Happy Earth Day! (And the Count Down to the Eco-Apocalypse)
Kelly Baker
With local radio stations handing out saplings for Albuquerqueans to plant, various emails on list-serves this morning proclaiming how to reduce my carbon footprint, and my terribly guilty conscience over driving a small SUV, I feel like Earth Day has hit me full force this year. One of the campuses where I teach has started a film series on the environment, and another has started a huge recycling campaign on campus. What has proved most interesting for the start of the Earth Day was a great article by Rebecca Onion at Slate on what she aptly calls "Envirogeddon." Onion explores the fascination of many environmentalist writers about Armageddon, eco-style, which would require the surviving humans to be kinder to the planet and her resources. The beauty of Onion's piece is that she traces this "wish" for an apocalypse back to eco-literature from the 1970s until today to show this continuing vein of thought. She takes on James Howard Kunstler's new novel, World Made by Hand, which examines the lives of survivors of calamitous events and their attempts to live in a ravaged world. Onion writes:
World Made By Hand takes place a couple of decades in the future, after a series of rolling catastrophes has left people without electricity, communications, or transportation infrastructure. Hundreds of thousands of others have died of the "Mexican flu." Despite their burdens, the men and women of this imaginary world seem to have pretty good lives. Robert has lost his wife and children, but now he lives in an Arts and Crafts bungalow and makes his living as a carpenter—having been rescued, by the apocalypse, from an emasculating job as a software-marketing guy. The townspeople replace the suburban infrastructure with ever-more creative and beautiful houses and hold lively square dances. A beautiful and much younger widow, needing protection, falls into Robert's bed and makes him chicken stew with new potatoes and peas for dinner. (Kunstler's post-apocalyptic women have given up trying to be involved in government for their true roles as cooks and sex partners.) Even the occasional bouts of violence are cleansing, putting hair on Robert's sunken chest. In short, thanks to the world's upheaval, Robert becomes a true man while the people around him become a true community.
Onion renders these apocalyptic tales as an attempt a new frontier story, in which the humans start over in various, earth-friendly endeavors. She opines:
This equation of emptiness with rebirth and human freedom was a new kind of frontier story—predicated not on distance from civilization but on the wholesale death of civilization itself. As such, it also forms the basis for Kunstler and Weisman's utopian visions. While the enviros of the 1970s worried about population, we worry about climate change, but the possibilities for post-crisis humanity remain rosy. Kunstler's glorious images of ripped-up strip malls and catamounts in empty houses echo Weisman's regenerating landscapes, and both recall the new eco-orders of Abbey and Wiley. In the perfect green apocalypse, population reduction leaves a world in which everybody wins—birds, bees, and people.
Her concern is that in many of these tales, the "green apocalypse" can only occur with annihilation of humans to recover the damage. The haunting visions of a planet stripped of humanity and the stunning comeback of nature brings to mind the film, I am Legend. The main character played by Will Smith is the sole survivor of epidemic that kills most humans and turn some into light-sensitive zombies. Alone with only his dog, Sam, in New York City, he hunts for deer in an overgrown Times Square and fishes in the remnants of a reflection pool. A city, once densely populated, appears eerily quite in the day, but of course, the zombie-like beings hunt for humans to dine on at night. The movie's premise is that the population has been almost decimated by a vaccine, which proved to have disastrous results. The "green apocalypse" echoes religious visions of the end, but also provides a damning critique of human relationship with the environment. The film gives a glimpse of how the world might appear after such an event. (In an effort of full disclosure, the film proved to be quite disturbing to me, so I am not quite sure I can recommend it. My spouse liked it, but the isolation and despair of the film proved haunting.) The film provides visual impact to the words of various Envirogeddon writers.

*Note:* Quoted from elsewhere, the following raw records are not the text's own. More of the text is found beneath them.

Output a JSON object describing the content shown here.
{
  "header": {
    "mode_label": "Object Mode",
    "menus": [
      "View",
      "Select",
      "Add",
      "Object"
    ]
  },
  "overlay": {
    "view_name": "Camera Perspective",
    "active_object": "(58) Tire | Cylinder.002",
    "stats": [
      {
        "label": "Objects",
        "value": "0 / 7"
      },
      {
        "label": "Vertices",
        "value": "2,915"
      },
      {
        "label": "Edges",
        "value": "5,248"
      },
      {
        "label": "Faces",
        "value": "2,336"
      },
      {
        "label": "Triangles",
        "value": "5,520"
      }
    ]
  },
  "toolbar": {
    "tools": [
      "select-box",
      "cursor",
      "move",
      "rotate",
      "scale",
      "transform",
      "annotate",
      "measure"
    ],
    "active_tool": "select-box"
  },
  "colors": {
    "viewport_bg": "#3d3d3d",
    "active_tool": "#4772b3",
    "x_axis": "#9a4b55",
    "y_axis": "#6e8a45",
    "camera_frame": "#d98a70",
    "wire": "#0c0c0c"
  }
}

If any of blog readers have come across scholarship on environmental visions of the Armageddon (and comparisons with other apocalyptic groups), please post the references in the comments section. This topic proves to be a fascinating distraction from grading and other work. Happy Earth Day!
Comments
Brad, I was talking to someone the other day about the Mayan calendar and doomsday. I guess I was not that observant about the film. I appreciate the tie-ins. If you can remember the the environmental group's moniker. Please send me an email or post here again.